Check this essay out- here’s a quote:
The concentrated effort to stop this despoliation has led the local, state, and federal agents engaged in this oft-dangerous work to refer to themselves as the Thin Green Line. They do not see their actions simply as a piece of the controversial War on Drugs, but as a battle to protect and preserve imperiled landscapes. Yet there is not enough money or labor to do this critical rehab work. In 2010, volunteer restoration teams managed to reclaim 70 sites across the state, but more than 800 had been identified. Still, they and law enforcement do what they can.
Or, better, do what they feel they must. Lt. John Nores, Jr., of California’s Department of Fish and Game makes this case in War in the Woods: Combating the Marijuana Cartels on America’s Public Lands, a hyped-up if compelling account of the anguish he and his comrades feel at the end of each operation. Notwithstanding the book’s evocation of Vietnam–camouflaged strike forces slipping though a dense tangle wary of booby traps and stalking a well-armed enemy–it also advocates full restoration of the abused land.
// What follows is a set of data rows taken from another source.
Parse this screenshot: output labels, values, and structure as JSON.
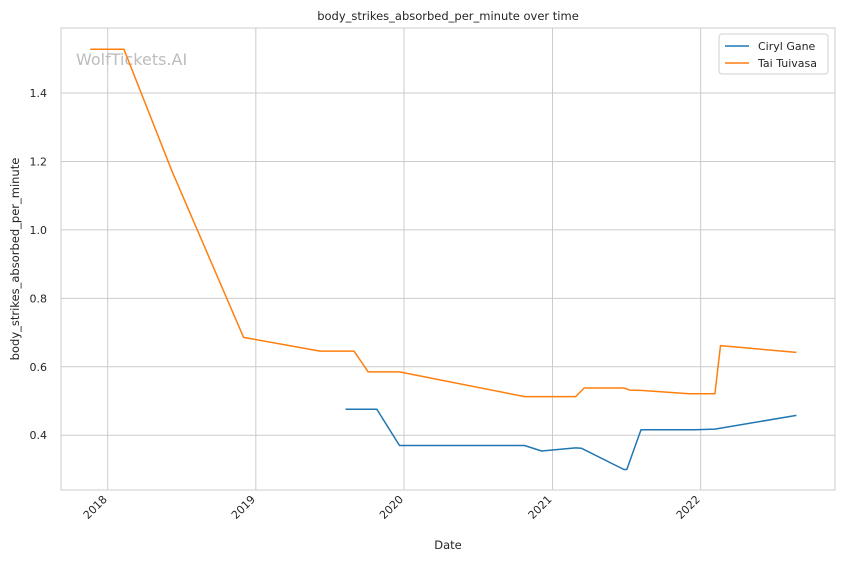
{
  "chart_data": {
    "type": "line",
    "title": "body_strikes_absorbed_per_minute over time",
    "xlabel": "Date",
    "ylabel": "body_strikes_absorbed_per_minute",
    "x_tick_labels": [
      "2018",
      "2019",
      "2020",
      "2021",
      "2022"
    ],
    "y_ticks": [
      0.4,
      0.6,
      0.8,
      1.0,
      1.2,
      1.4
    ],
    "y_tick_labels": [
      "0.4",
      "0.6",
      "0.8",
      "1.0",
      "1.2",
      "1.4"
    ],
    "xlim": [
      "2017-09-08",
      "2022-11-28"
    ],
    "ylim": [
      0.24,
      1.59
    ],
    "grid": true,
    "legend_position": "top-right",
    "watermark": "WolfTickets.AI",
    "series": [
      {
        "name": "Ciryl Gane",
        "color": "#1f77b4",
        "points": [
          [
            "2019-08-10",
            0.476
          ],
          [
            "2019-10-26",
            0.476
          ],
          [
            "2019-12-21",
            0.37
          ],
          [
            "2020-10-24",
            0.37
          ],
          [
            "2020-12-05",
            0.354
          ],
          [
            "2021-02-27",
            0.363
          ],
          [
            "2021-03-13",
            0.362
          ],
          [
            "2021-06-26",
            0.3
          ],
          [
            "2021-07-03",
            0.3
          ],
          [
            "2021-08-07",
            0.416
          ],
          [
            "2021-12-18",
            0.416
          ],
          [
            "2022-02-05",
            0.418
          ],
          [
            "2022-08-25",
            0.458
          ]
        ]
      },
      {
        "name": "Tai Tuivasa",
        "color": "#ff7f0e",
        "points": [
          [
            "2017-11-19",
            1.528
          ],
          [
            "2018-02-10",
            1.528
          ],
          [
            "2018-06-09",
            1.17
          ],
          [
            "2018-12-02",
            0.686
          ],
          [
            "2019-06-08",
            0.646
          ],
          [
            "2019-08-31",
            0.646
          ],
          [
            "2019-10-05",
            0.585
          ],
          [
            "2019-12-21",
            0.585
          ],
          [
            "2020-10-24",
            0.513
          ],
          [
            "2021-02-27",
            0.513
          ],
          [
            "2021-03-20",
            0.538
          ],
          [
            "2021-06-26",
            0.538
          ],
          [
            "2021-07-10",
            0.532
          ],
          [
            "2021-08-07",
            0.531
          ],
          [
            "2021-12-04",
            0.521
          ],
          [
            "2022-02-05",
            0.521
          ],
          [
            "2022-02-19",
            0.662
          ],
          [
            "2022-08-25",
            0.642
          ]
        ]
      }
    ]
  }
}
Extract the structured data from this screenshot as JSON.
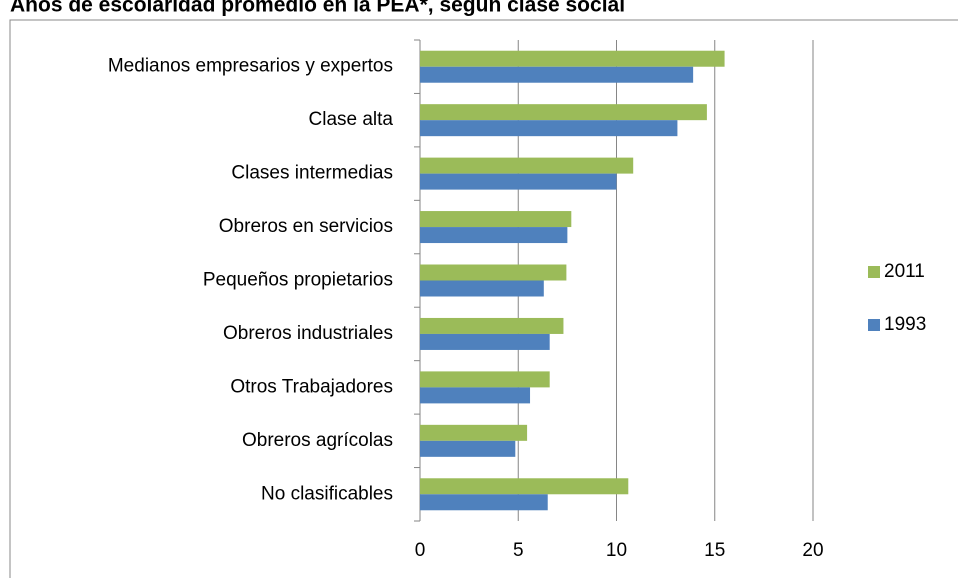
{
  "chart_data": {
    "type": "bar",
    "orientation": "horizontal",
    "title": "Años de escolaridad promedio en la PEA*, según clase social",
    "categories": [
      "Medianos empresarios y expertos",
      "Clase alta",
      "Clases intermedias",
      "Obreros en servicios",
      "Pequeños propietarios",
      "Obreros industriales",
      "Otros Trabajadores",
      "Obreros agrícolas",
      "No clasificables"
    ],
    "series": [
      {
        "name": "2011",
        "color": "#9bbb59",
        "values": [
          15.5,
          14.6,
          10.85,
          7.7,
          7.45,
          7.3,
          6.6,
          5.45,
          10.6
        ]
      },
      {
        "name": "1993",
        "color": "#4f81bd",
        "values": [
          13.9,
          13.1,
          10.0,
          7.5,
          6.3,
          6.6,
          5.6,
          4.85,
          6.5
        ]
      }
    ],
    "xlim": [
      0,
      20
    ],
    "xticks": [
      0,
      5,
      10,
      15,
      20
    ],
    "grid": true,
    "legend": "right"
  }
}
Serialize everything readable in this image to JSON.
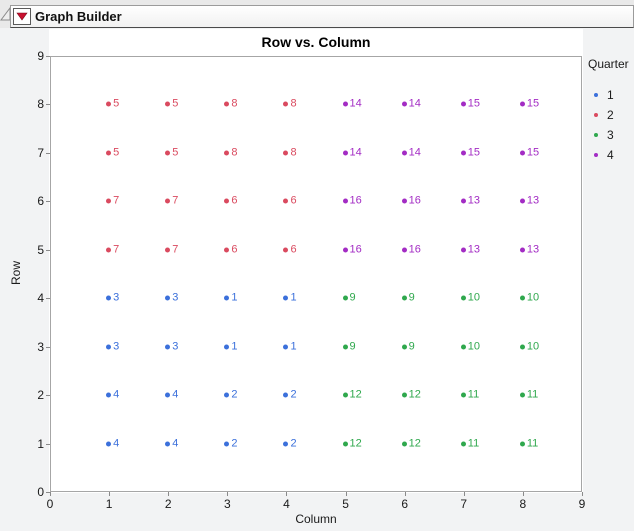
{
  "window": {
    "outline_title": "Graph Builder"
  },
  "chart_data": {
    "type": "scatter",
    "title": "Row vs. Column",
    "xlabel": "Column",
    "ylabel": "Row",
    "xlim": [
      0,
      9
    ],
    "ylim": [
      0,
      9
    ],
    "xticks": [
      0,
      1,
      2,
      3,
      4,
      5,
      6,
      7,
      8,
      9
    ],
    "yticks": [
      0,
      1,
      2,
      3,
      4,
      5,
      6,
      7,
      8,
      9
    ],
    "grid": false,
    "point_labels_shown": true,
    "legend": {
      "title": "Quarter",
      "position": "right"
    },
    "series": [
      {
        "name": "1",
        "color": "#3B70DB",
        "points": [
          {
            "x": 1,
            "y": 1,
            "v": "4"
          },
          {
            "x": 2,
            "y": 1,
            "v": "4"
          },
          {
            "x": 3,
            "y": 1,
            "v": "2"
          },
          {
            "x": 4,
            "y": 1,
            "v": "2"
          },
          {
            "x": 1,
            "y": 2,
            "v": "4"
          },
          {
            "x": 2,
            "y": 2,
            "v": "4"
          },
          {
            "x": 3,
            "y": 2,
            "v": "2"
          },
          {
            "x": 4,
            "y": 2,
            "v": "2"
          },
          {
            "x": 1,
            "y": 3,
            "v": "3"
          },
          {
            "x": 2,
            "y": 3,
            "v": "3"
          },
          {
            "x": 3,
            "y": 3,
            "v": "1"
          },
          {
            "x": 4,
            "y": 3,
            "v": "1"
          },
          {
            "x": 1,
            "y": 4,
            "v": "3"
          },
          {
            "x": 2,
            "y": 4,
            "v": "3"
          },
          {
            "x": 3,
            "y": 4,
            "v": "1"
          },
          {
            "x": 4,
            "y": 4,
            "v": "1"
          }
        ]
      },
      {
        "name": "2",
        "color": "#DA4A5F",
        "points": [
          {
            "x": 1,
            "y": 5,
            "v": "7"
          },
          {
            "x": 2,
            "y": 5,
            "v": "7"
          },
          {
            "x": 3,
            "y": 5,
            "v": "6"
          },
          {
            "x": 4,
            "y": 5,
            "v": "6"
          },
          {
            "x": 1,
            "y": 6,
            "v": "7"
          },
          {
            "x": 2,
            "y": 6,
            "v": "7"
          },
          {
            "x": 3,
            "y": 6,
            "v": "6"
          },
          {
            "x": 4,
            "y": 6,
            "v": "6"
          },
          {
            "x": 1,
            "y": 7,
            "v": "5"
          },
          {
            "x": 2,
            "y": 7,
            "v": "5"
          },
          {
            "x": 3,
            "y": 7,
            "v": "8"
          },
          {
            "x": 4,
            "y": 7,
            "v": "8"
          },
          {
            "x": 1,
            "y": 8,
            "v": "5"
          },
          {
            "x": 2,
            "y": 8,
            "v": "5"
          },
          {
            "x": 3,
            "y": 8,
            "v": "8"
          },
          {
            "x": 4,
            "y": 8,
            "v": "8"
          }
        ]
      },
      {
        "name": "3",
        "color": "#2FA84D",
        "points": [
          {
            "x": 5,
            "y": 1,
            "v": "12"
          },
          {
            "x": 6,
            "y": 1,
            "v": "12"
          },
          {
            "x": 7,
            "y": 1,
            "v": "11"
          },
          {
            "x": 8,
            "y": 1,
            "v": "11"
          },
          {
            "x": 5,
            "y": 2,
            "v": "12"
          },
          {
            "x": 6,
            "y": 2,
            "v": "12"
          },
          {
            "x": 7,
            "y": 2,
            "v": "11"
          },
          {
            "x": 8,
            "y": 2,
            "v": "11"
          },
          {
            "x": 5,
            "y": 3,
            "v": "9"
          },
          {
            "x": 6,
            "y": 3,
            "v": "9"
          },
          {
            "x": 7,
            "y": 3,
            "v": "10"
          },
          {
            "x": 8,
            "y": 3,
            "v": "10"
          },
          {
            "x": 5,
            "y": 4,
            "v": "9"
          },
          {
            "x": 6,
            "y": 4,
            "v": "9"
          },
          {
            "x": 7,
            "y": 4,
            "v": "10"
          },
          {
            "x": 8,
            "y": 4,
            "v": "10"
          }
        ]
      },
      {
        "name": "4",
        "color": "#A32CC4",
        "points": [
          {
            "x": 5,
            "y": 5,
            "v": "16"
          },
          {
            "x": 6,
            "y": 5,
            "v": "16"
          },
          {
            "x": 7,
            "y": 5,
            "v": "13"
          },
          {
            "x": 8,
            "y": 5,
            "v": "13"
          },
          {
            "x": 5,
            "y": 6,
            "v": "16"
          },
          {
            "x": 6,
            "y": 6,
            "v": "16"
          },
          {
            "x": 7,
            "y": 6,
            "v": "13"
          },
          {
            "x": 8,
            "y": 6,
            "v": "13"
          },
          {
            "x": 5,
            "y": 7,
            "v": "14"
          },
          {
            "x": 6,
            "y": 7,
            "v": "14"
          },
          {
            "x": 7,
            "y": 7,
            "v": "15"
          },
          {
            "x": 8,
            "y": 7,
            "v": "15"
          },
          {
            "x": 5,
            "y": 8,
            "v": "14"
          },
          {
            "x": 6,
            "y": 8,
            "v": "14"
          },
          {
            "x": 7,
            "y": 8,
            "v": "15"
          },
          {
            "x": 8,
            "y": 8,
            "v": "15"
          }
        ]
      }
    ],
    "colors": {
      "frame_border": "#A6A6A6",
      "red_triangle": "#C8102E"
    }
  }
}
Just before taking down an illegal dam that fed a major cultivation site along Bonjetti Creek in eastern face of the Santa Cruz Mountains, Nores muses:
“The creek water above the dam is clean, clear, and cold, just like a high-mountain trout stream in California’s Sierra Nevada. The surrounding ferns, grasses, and thick tree canopies above the creek are similarly pristine and beautiful….Standing here I have a hard time imagining that more than a million people are hustling around the San José area only a short distance from us, and yet these amazing natural areas are so close and provide so much to our environment and its wildlife species.”